Wibberley told Business Day the group already reports BNPL transactions to credit bureaus and uses behavioural modelling and electronic affordability checks to manage risk. The group’s BNPL bad-debt rate is below 2% of gross merchandise value meaning more than 98% of capital is repaid on time.

Consumer credit and financial services have become a more important earnings driver across South Africa’s retail sector.

While not a fintech major, Pepkor, which operates a vast network of discount retail stores, has been expanding its financial services and fintech operations alongside its core retail business. While its share price is down about 6% in six months and 9.4% in a year, the group has been growing its retail credit book and recently received regulatory approval to establish a deposit-taking banking presence at home.

For the year to end-September, Pepkor reported strong growth in its fintech segment, with revenue rising 31.1% and operating profit increasing 52.3%, supported by expanded financial services and connectivity offerings. Retail credit facilitated 16% of sales across its brands, highlighting the growing role of consumer finance in retail performance.
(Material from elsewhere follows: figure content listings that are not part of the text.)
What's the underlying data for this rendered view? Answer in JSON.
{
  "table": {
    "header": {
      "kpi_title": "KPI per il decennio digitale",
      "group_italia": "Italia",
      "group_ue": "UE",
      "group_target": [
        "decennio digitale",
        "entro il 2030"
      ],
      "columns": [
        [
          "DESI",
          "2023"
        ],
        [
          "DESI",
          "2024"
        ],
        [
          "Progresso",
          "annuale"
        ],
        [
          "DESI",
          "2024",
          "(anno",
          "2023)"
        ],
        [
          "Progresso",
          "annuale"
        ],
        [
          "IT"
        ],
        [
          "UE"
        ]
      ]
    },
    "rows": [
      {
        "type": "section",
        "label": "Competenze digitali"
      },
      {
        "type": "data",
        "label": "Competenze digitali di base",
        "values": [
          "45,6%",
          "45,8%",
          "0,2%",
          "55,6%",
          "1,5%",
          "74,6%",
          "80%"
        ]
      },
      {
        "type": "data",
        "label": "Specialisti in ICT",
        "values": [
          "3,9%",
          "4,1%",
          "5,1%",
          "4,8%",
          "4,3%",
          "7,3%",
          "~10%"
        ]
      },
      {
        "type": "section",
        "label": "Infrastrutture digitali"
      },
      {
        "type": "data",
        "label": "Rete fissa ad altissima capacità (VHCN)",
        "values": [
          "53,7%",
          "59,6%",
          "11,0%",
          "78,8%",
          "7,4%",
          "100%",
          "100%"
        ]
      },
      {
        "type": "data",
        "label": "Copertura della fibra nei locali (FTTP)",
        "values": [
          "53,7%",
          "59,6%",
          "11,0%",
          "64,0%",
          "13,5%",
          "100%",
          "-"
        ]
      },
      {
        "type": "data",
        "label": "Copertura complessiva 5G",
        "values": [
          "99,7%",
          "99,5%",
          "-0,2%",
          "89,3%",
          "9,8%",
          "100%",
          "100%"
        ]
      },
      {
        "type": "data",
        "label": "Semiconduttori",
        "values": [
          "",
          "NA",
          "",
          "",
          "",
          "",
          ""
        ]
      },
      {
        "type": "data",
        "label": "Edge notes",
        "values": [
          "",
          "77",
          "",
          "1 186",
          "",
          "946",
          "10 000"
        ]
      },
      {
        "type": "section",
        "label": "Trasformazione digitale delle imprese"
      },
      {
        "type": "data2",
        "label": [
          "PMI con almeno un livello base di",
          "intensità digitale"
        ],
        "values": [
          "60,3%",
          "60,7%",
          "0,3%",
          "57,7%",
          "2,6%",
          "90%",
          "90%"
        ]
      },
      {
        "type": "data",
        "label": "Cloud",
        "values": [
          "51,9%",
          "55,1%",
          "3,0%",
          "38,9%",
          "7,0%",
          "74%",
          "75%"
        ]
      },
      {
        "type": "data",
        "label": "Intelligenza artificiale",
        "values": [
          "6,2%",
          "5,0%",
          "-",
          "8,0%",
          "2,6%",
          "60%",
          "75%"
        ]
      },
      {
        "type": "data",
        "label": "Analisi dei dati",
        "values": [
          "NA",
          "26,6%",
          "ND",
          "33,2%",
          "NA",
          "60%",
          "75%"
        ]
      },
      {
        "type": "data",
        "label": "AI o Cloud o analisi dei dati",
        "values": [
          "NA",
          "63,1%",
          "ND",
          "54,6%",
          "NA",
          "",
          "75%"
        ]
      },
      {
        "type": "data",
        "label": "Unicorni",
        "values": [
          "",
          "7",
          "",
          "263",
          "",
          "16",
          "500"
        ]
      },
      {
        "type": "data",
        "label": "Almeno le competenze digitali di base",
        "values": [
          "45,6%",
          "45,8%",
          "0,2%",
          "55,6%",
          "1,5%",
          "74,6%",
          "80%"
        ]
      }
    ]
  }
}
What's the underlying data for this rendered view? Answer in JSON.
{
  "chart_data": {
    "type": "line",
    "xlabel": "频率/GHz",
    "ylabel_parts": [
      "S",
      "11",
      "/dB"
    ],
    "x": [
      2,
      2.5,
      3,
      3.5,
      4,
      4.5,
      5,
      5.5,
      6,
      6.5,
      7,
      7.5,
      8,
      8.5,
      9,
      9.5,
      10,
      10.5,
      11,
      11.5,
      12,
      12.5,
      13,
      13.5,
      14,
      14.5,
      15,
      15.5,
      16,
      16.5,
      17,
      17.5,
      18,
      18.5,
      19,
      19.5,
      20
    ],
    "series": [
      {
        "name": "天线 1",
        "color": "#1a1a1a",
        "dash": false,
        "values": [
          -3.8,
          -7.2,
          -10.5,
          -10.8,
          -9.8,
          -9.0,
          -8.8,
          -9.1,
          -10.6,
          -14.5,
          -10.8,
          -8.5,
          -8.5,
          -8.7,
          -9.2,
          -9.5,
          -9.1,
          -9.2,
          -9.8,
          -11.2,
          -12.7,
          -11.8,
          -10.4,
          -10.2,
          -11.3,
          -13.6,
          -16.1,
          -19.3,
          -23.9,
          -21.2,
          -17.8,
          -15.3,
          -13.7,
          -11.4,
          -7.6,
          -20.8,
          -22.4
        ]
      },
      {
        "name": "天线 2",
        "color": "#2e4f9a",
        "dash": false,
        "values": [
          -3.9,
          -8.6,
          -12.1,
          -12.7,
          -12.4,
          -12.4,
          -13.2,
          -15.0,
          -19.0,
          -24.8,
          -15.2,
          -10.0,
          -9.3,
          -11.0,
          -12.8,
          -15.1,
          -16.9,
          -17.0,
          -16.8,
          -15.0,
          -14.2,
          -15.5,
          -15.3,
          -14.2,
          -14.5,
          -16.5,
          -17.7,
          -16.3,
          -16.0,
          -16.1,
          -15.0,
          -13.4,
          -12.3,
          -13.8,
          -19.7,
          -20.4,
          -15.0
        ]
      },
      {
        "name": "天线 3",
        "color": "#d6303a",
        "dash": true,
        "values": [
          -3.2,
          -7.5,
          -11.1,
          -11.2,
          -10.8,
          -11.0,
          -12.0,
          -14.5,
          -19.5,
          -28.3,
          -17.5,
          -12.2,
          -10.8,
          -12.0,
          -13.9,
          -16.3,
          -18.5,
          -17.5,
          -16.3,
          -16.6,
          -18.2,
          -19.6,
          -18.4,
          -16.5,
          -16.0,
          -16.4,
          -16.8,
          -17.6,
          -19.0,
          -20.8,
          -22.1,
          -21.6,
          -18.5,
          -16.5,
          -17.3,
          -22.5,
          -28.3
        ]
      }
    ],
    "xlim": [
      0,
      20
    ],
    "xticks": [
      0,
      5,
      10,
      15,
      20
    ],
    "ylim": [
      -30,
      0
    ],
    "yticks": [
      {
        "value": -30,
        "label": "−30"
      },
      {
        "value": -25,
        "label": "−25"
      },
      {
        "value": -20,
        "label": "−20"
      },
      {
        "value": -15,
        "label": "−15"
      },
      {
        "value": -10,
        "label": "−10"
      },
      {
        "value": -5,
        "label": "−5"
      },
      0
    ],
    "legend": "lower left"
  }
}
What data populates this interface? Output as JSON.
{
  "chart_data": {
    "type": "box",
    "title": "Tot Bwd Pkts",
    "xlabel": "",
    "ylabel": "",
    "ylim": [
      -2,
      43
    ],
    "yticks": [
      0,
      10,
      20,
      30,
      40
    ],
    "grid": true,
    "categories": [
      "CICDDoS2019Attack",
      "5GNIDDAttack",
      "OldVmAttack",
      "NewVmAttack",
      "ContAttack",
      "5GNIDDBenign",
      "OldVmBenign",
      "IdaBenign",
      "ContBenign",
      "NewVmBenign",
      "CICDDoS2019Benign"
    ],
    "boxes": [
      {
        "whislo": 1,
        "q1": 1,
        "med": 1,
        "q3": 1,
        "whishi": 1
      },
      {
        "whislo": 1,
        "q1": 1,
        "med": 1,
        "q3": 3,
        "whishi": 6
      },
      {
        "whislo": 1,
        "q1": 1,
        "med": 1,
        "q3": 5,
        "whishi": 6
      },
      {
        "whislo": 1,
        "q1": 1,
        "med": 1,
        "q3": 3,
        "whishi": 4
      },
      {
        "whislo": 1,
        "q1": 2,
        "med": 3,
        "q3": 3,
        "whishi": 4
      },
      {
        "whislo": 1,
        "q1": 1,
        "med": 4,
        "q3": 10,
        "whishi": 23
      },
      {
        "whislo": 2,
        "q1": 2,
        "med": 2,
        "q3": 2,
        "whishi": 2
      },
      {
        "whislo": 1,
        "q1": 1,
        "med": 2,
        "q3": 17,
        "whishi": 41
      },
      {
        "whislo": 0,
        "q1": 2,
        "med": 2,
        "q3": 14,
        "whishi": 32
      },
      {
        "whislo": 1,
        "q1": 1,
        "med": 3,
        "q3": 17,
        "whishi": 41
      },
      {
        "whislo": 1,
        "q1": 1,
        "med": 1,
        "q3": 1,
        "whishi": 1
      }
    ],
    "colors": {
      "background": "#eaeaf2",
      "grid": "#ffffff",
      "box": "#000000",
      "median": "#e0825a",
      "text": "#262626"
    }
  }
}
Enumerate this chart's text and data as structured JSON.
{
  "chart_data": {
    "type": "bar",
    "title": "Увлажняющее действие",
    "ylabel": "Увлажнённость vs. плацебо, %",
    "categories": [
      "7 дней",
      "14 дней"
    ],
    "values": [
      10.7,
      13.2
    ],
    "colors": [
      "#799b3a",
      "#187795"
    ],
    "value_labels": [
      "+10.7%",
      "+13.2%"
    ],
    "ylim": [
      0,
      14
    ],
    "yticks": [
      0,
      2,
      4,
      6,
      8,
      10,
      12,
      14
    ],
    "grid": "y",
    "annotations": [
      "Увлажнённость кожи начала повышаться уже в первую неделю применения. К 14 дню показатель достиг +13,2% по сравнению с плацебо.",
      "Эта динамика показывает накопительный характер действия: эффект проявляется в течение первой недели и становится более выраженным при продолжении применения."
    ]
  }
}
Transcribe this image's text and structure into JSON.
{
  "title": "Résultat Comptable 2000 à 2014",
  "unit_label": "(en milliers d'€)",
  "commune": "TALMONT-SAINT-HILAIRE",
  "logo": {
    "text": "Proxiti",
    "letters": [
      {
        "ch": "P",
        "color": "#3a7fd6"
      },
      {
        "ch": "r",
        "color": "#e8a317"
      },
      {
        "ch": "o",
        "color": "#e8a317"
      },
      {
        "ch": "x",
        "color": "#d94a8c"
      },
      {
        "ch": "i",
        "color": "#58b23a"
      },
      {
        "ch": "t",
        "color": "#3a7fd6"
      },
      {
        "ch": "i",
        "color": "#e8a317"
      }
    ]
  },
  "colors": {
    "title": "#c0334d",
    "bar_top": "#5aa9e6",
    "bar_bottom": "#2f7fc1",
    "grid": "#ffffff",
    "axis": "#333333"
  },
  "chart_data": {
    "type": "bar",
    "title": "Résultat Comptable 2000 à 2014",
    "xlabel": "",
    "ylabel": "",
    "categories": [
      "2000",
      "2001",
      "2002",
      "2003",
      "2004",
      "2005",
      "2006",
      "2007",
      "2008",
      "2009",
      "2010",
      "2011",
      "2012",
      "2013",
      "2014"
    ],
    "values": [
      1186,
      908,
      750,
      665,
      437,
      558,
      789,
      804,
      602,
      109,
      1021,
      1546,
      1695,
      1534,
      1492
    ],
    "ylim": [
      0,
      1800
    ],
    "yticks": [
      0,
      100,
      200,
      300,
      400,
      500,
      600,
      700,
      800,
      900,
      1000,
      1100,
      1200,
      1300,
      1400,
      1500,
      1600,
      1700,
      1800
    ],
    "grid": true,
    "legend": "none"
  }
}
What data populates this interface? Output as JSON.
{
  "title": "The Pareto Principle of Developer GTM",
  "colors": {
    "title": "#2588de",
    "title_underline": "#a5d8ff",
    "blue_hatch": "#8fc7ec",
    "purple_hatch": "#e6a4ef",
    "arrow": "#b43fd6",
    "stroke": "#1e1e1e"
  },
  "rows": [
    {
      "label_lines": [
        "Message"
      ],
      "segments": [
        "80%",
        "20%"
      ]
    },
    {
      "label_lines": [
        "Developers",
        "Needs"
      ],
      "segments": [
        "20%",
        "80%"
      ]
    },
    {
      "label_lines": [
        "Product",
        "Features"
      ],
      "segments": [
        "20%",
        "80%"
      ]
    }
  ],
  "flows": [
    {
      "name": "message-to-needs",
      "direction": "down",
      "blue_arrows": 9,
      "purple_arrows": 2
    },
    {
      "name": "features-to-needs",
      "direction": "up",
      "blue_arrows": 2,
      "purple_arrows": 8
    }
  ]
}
Other retailers such as Mr Price and Lewis have long relied on in-house credit to drive sales and profitability, with credit metrics closely watched as indicators of growth potential and risk. These models differ from BNPL, but they point to the same underlying trend that financial services are becoming central to retail strategies.

Weaver Fintech’s approach stands out for how decisively it has moved away from traditional retail. HomeChoice, once the group’s core business, now contributes a small share of profits. While the division has staged a turnaround and expanded its showroom footprint, it accounted for just 8% of group profit before tax in 2024.